Né le 23 mai 1950 à Derry, James Martin Pacelli McGuinness grandit au milieu d'une famille de 7 enfants dans le fief catholique du Bogside à l'ouest de la ville, lieu de la tristement célèbre bataille du même nom en 1969. Un lieu profondément marqué par l'antagonisme entre catholiques et protestants qui va grandement façonner la conscience politique de ce fils d'ouvrier. Après avoir renoncé à l'école à l'âge de 15 ans, il se voit par la suite refuser un poste d'apprenti mécanicien en raison de sa religion catholique. Un épisode discriminant et traumatisant qu'il vivra comme un déclic. Il s'engage alors dans la voie du militantisme et rejoint dès sa majorité, en 1968, le mouvement catholique des Droits civiques avant d'intégrer, deux ans plus tard, le parti des Républicains nationalistes du Sinn Féin. Charismatique et populaire, il incarne déjà à l'époque la figure d'un résistant et d'un révolutionnaire à l'instar du "Che", auquel il emprunte certains codes vestimentaires dont le fameux béret "guérillero".

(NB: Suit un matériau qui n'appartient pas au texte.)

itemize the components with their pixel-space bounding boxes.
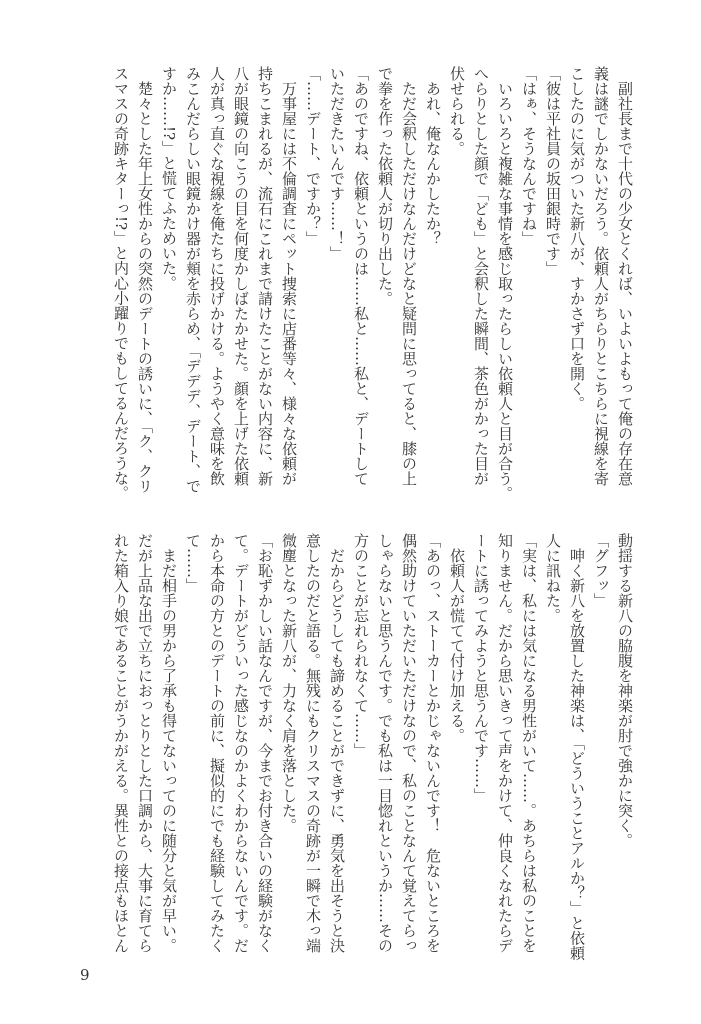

En 1969, il franchi le pas et choisi la lutte armée en rejoignant les rangs de l'IRA, l'Irish Republican Army qui lutte depuis 40 ans contre la couronne britannique et le traité de séparation de l'Irlande. Son ascension sera fulgurante. Choisissant, après la scission de décembre 1969, de continuer le combat au sein de l'IRA provisoire (PIRA), il en devient le commandant et le numéro 2 à seulement 22 ans en 1972, lorsqu'éclatent les terribles événements du Bloody Sunday le 30 janvier, au cours duquel 13 républicains seront abattus par la police britannique à Derry. Un drame qui inspirera la chanson éponyme du célèbre groupe de rock U2. McGuinness avouera lui-même publiquement son grade en 2001, brisant ainsi le secret imposé à chaque membre et prévu par le code d'honneur de l'armée.

L'ennemi de la couronne devenu pacifiste

Jamais inquiété pour ses responsabilités militaires au sein de l'IRA provisoire, il sera finalement condamné à 6 mois de prison en 1973 après avoir été arrêté alors qu'il circulait dans un véhicule en possession d'une centaine de kilos d'explosifs, ainsi que de 5 000 munitions. Profitant de la tribune que lui offre son procès, il déclare lors de l'audience être "très fier" d'être un membre de l'IRA et affirme qu'il se "bat contre l'assassinat de [son] peuple". Cette déclaration lui vaut la vindicte de la presse britannique qui en fait la cible publique prioritaire, en le désignant comme le "plus dangereux ennemi de la couronne".

Mais ce que tout le monde ignore à l'époque, c'est que McGuinness oeuvre déjà en coulisses pour un rapprochement avec Londres. Ainsi, dès 1972, il rencontre secrètement des membres du gouvernement britannique et ouvre progressivement la voie à une solution pacifiste du conflit. À sa sortie de prison, jouissant d'une autorité indiscutable et indiscutée, il devient le chef de l'État major de l'organisation para-militaire qu'il dirigera jusqu'en 1982, date à laquelle il sera élu membre de l'Assemblée nord-irlandaise, entamant ainsi son ascension au sein du Sinn Féin, la branche politique de l'IRA.

Acteur majeur des négociations ayant abouti aux cessez-le-feu de 1994 et 1997, McGuinness sera dans la foulée élu à la Chambre des communes du Parlement de Westminster à Londres, mais refusera d'y siéger en raison de son refus de prêter allégeance à la Reine et au Royaume, dont il ne reconnaît pas l'autorité sur l'Irlande du Nord. Désigné par son parti négociateur en chef, il mène ensuite les discussions qui déboucheront sur l'accord historique du vendredi saint le 10 avril 1998, mettant ainsi fin à trente années de conflit meurtrier.

Vice-Premier ministre de l'Irlande du Nord depuis 10 ans, après avoir été notamment ministre de l'Éducation entre 1999 et 2002, MCGuinness était perçu comme un combattant repenti qui avait fait tout ce qui était en son pouvoir pour apporter la paix sur sa terre natale. En juin 2012, comme pour boucler la boucle, il avait accepté une poignée de main symbolique et historique avec la reine Elizabeth II, celle qui représentait tout ce contre quoi il s'était battu durant ses années de militantisme. Il laisse derrière lui 4 enfants et un pays pacifié.